Saúl Figueredo | Rebeca Martínez

Por SAÚL FIGUEREDO

            1.

Sobre la orilla de este lago obraré una morada propicia con madera de cedro y madera de ciprés. Todas las mañanas, para ejercitarme, para restaurarme, nadaré hasta el centro abismal del lago. Allí cerraré los ojos y sentiré que me borro como el agua se pierde en el agua y cundirá un siempre insólito sosiego hasta que me rescate a la vida la fatiga. El trabajo de mis noches exigirá sin duda esa rutina de muerte matinal, porque pretendo darles nombre a los cautiverios de mi alma, pretendo asegurarles alojamiento en este mundo. Yo me empobreceré con gusto cuando se realice mi multitud de fantasmas. Me alegraré como un padre cuando me lleguen las noticias de sus aventuras en lugares lejanos. Sonreiré satisfecho, por ejemplo, al saber que ella, la predilecta, urde extravíos como una bella Lorelei.

            2.

Yo tengo una dama ni siquiera Dulcinea —de alguna fisura del tobo—, sin rostro; sin cuerpo más allá del que ciertos adjetivos, ineptos y acaso falsos, puedan convocar; sin vestido de color sangriento o verdoso; sin nombre.
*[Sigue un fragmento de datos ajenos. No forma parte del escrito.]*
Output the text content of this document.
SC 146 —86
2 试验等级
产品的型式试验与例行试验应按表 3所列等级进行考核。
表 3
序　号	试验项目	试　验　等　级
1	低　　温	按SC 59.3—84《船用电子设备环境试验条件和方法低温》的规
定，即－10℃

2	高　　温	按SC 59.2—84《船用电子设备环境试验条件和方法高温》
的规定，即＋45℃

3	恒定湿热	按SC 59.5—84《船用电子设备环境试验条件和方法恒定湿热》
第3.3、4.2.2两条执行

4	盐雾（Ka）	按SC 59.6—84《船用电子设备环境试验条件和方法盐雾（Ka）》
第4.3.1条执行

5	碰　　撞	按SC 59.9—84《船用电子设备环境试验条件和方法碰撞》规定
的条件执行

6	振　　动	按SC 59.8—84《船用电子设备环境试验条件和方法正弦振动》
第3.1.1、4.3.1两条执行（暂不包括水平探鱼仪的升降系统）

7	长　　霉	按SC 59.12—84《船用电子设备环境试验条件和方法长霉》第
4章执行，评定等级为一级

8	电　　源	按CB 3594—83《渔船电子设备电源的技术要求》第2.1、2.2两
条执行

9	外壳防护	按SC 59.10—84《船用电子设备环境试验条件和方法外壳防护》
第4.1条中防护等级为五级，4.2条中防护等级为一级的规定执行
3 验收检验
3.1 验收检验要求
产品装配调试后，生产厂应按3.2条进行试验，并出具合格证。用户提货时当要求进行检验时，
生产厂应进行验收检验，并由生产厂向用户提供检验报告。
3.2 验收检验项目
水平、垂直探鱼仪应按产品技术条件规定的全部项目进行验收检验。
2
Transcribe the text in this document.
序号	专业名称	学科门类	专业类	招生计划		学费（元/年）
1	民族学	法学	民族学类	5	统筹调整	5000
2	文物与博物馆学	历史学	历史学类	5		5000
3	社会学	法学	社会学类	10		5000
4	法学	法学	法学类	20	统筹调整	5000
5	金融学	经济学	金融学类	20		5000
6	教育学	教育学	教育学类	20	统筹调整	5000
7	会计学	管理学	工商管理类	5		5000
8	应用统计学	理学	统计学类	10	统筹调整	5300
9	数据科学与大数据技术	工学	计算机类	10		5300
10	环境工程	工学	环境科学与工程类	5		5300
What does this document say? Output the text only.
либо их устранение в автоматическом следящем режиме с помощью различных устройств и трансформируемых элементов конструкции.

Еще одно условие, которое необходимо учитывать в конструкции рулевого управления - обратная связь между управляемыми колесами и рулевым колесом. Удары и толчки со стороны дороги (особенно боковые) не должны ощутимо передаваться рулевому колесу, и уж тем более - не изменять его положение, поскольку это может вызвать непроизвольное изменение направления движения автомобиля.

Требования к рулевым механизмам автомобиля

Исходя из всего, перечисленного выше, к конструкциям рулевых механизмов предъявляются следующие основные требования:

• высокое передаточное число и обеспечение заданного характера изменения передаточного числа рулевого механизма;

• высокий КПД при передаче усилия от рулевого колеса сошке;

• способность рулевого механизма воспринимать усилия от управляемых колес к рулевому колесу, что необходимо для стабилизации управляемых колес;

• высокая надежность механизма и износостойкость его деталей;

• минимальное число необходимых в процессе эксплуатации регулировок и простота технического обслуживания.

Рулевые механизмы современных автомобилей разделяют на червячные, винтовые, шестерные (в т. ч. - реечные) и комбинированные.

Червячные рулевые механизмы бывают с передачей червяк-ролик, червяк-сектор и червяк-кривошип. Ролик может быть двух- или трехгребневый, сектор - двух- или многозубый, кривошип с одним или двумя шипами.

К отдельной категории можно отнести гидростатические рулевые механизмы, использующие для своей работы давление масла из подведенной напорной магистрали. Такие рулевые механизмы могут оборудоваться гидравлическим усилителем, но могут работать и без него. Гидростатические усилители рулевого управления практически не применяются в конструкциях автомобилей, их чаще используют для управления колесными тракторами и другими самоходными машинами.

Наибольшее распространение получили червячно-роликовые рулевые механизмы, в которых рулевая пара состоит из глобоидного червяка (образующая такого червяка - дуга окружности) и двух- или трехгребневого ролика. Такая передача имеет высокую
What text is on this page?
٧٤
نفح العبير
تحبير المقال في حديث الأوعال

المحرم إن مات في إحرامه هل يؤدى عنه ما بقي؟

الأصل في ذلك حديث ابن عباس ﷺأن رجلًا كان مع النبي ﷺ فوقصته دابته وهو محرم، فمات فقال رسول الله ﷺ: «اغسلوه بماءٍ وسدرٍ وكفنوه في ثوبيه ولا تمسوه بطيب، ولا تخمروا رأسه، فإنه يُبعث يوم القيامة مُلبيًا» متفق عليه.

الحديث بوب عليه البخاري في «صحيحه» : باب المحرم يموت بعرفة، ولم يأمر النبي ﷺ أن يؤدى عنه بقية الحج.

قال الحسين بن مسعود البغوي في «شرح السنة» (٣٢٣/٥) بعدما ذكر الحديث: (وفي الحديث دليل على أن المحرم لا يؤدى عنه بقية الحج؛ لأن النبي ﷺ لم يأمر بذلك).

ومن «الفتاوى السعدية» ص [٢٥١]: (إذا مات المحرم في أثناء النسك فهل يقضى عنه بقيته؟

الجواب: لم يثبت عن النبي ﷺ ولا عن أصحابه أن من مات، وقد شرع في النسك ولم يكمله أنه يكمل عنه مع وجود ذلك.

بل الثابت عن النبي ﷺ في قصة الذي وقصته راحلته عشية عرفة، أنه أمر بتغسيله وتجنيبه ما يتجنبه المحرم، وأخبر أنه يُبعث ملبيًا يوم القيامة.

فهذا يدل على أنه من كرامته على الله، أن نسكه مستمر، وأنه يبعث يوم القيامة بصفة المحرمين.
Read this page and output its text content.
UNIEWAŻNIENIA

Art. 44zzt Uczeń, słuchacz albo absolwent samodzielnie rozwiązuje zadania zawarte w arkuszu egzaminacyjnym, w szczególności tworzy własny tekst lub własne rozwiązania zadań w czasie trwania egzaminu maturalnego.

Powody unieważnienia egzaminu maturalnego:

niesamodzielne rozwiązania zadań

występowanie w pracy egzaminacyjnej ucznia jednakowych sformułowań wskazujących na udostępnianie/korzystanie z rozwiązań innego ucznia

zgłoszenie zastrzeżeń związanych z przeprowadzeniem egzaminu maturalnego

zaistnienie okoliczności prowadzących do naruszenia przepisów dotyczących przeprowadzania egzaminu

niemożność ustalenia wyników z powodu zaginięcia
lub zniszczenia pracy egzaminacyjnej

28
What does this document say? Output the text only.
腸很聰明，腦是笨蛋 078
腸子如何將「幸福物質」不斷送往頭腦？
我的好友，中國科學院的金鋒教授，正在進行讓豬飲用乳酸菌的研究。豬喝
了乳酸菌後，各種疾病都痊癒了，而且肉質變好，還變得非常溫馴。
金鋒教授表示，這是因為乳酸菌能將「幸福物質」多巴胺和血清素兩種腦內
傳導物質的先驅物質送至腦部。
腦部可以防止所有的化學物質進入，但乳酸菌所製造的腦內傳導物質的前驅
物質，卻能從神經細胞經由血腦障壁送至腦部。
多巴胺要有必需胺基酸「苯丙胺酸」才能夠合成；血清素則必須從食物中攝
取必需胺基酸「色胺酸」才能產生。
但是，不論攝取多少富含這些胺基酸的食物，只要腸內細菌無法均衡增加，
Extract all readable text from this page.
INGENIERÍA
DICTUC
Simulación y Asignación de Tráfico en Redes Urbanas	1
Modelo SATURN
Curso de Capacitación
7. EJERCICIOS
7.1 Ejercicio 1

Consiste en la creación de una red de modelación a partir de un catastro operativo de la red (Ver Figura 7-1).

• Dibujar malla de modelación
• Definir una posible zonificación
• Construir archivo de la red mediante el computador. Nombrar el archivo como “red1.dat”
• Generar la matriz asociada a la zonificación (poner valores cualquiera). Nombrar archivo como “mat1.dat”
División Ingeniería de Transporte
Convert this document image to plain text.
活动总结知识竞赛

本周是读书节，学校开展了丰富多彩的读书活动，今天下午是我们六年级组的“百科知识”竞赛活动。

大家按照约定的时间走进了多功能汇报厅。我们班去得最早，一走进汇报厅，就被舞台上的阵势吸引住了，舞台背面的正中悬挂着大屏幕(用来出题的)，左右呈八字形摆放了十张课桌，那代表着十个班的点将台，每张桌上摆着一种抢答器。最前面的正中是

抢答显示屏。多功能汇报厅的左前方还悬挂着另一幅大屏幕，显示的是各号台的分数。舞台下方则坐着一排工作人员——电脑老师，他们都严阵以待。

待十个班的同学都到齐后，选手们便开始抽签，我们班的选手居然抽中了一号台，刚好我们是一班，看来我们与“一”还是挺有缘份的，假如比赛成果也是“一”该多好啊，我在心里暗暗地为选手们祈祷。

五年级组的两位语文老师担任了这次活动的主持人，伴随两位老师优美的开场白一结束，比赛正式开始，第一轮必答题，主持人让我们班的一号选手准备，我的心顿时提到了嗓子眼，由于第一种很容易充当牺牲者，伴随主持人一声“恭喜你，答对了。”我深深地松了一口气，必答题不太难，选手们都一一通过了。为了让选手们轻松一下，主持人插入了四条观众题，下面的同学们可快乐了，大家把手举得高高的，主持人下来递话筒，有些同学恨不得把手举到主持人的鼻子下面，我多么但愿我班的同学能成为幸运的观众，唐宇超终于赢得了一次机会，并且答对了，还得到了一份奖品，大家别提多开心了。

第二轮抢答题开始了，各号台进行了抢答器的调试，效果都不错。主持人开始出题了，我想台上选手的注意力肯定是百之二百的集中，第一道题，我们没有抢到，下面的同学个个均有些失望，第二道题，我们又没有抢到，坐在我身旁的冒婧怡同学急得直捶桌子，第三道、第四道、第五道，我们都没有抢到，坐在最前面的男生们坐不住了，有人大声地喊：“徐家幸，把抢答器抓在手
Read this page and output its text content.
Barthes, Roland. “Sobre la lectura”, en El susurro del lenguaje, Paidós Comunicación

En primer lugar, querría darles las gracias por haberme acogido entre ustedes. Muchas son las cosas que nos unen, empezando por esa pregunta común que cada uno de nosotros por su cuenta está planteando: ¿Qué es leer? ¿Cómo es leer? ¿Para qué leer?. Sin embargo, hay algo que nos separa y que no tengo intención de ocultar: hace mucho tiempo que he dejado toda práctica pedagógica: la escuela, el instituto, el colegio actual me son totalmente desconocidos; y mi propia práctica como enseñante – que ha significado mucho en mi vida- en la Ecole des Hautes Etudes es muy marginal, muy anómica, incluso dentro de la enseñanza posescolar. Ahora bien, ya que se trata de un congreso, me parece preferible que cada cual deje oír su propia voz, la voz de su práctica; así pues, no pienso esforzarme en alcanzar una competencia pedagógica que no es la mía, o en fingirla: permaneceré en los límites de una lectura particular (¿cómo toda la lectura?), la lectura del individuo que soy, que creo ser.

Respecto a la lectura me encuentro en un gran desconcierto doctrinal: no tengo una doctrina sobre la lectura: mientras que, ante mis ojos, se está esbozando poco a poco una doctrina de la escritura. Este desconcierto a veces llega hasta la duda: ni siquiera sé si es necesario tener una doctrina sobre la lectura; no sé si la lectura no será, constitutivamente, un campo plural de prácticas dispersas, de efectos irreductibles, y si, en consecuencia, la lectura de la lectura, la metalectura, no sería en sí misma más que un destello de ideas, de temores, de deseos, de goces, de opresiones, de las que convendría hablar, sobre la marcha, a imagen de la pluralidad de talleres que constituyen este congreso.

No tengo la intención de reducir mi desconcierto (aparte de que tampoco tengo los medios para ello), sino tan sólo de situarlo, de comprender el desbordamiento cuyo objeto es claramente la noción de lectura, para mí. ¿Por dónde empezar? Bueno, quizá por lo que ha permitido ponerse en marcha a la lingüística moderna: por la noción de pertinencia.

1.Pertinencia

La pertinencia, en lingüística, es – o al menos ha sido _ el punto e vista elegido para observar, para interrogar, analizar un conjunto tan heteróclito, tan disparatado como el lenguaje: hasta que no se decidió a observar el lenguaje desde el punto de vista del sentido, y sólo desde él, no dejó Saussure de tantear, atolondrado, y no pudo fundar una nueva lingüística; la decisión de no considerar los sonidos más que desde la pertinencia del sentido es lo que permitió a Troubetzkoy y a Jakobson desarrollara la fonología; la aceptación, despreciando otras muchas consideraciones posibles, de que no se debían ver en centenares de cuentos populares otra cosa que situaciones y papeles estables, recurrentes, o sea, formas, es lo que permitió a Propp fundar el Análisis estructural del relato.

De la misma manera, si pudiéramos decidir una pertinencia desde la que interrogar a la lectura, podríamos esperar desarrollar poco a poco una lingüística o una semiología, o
Ocupo las tardes apacibles tanteando las fronteras entre el recuerdo y lo inventado. Ya no me atrevo a emprender de noche. Un amigo envejecido suele decirme que hasta las revelaciones se olvidan. En su juventud fue sabio: alcanzó cumbres y silencios insospechados, trazó constelaciones inéditas en hemisferios ocultos y se dejó morder por el fuego que sigue al terremoto y que alberga un ansiado rumor. Ahora se embriaga y sufre, a veces, cuando no vive la normalidad carísima.

Regreso y me defiendo: la descripción es inútil. Nadie puede ver el rostro que la página entrega por partes. Lo que no quiero recordar no merece la injuria de una descripción insuficiente.

Regreso y algo me amonesta. Tú no has vivido nada, no has sido visitado ni elegido. Acólito de tu propia insuficiencia, adoras no más que un poco de frío—

En el lago de cuyo seno nada saldrá que respire y se desangre.

            3.

Recuerdo haber dicho:

Que esta cosa sea.

Que sea, además,

como le corresponde ser

y no de otra manera.

Instauré, entonces,

aquella cosa—

la situé en el mundo.

Dejé que fuera

una cosa entre las cosas.

Pero ahora me pregunto

qué cosa era

y cuándo y cómo

la olvidé.

            4.

Recomendaba posturas y me amonestaron—

ahora voy publicando intentos.

Digo, con humildad: yo trato de ser insobornable.

Pero cómo me gustaría que ella,

la muchacha de inclinación tornadiza,

comprara mi sumisión agradecida

e hiciera de mí, progresivamente,

su piedra preciosa,

su piedra común,

su trozo de nada.

5. PRIMERA SALIDA

I

Una armadura en su museo,

o cilicio sonámbulo,

o andrajo paciente,

o cosa, simple cosa,

cuyo reposo adoncella

lo que el corazón tiene

de Maritornes.

 

Jornadas de sol eximio,

ayúdenme a vulgarizar

lo que el corazón tiene

de pájaro incólume.

 

II

La inmovilidad me redujo—

igualó el mundo a lugar mezquino.

Uno de tantos,

partí de una región corta,

de un hogar plagado,

y ya ni siquiera

con odio trabajado,

sino con odio exhausto,

maldije a los roedores.

 

Ahora busco a mi amiga.

Yo quiero pasar, sin cuidado,

de la celda al peregrinaje ardiente

y asumir los milagros cotidianos

y ensanchar la ruta compartida.


*Saúl Figueredo (1995, Caracas, Venezuela). Vive actualmente en Buenos Aires.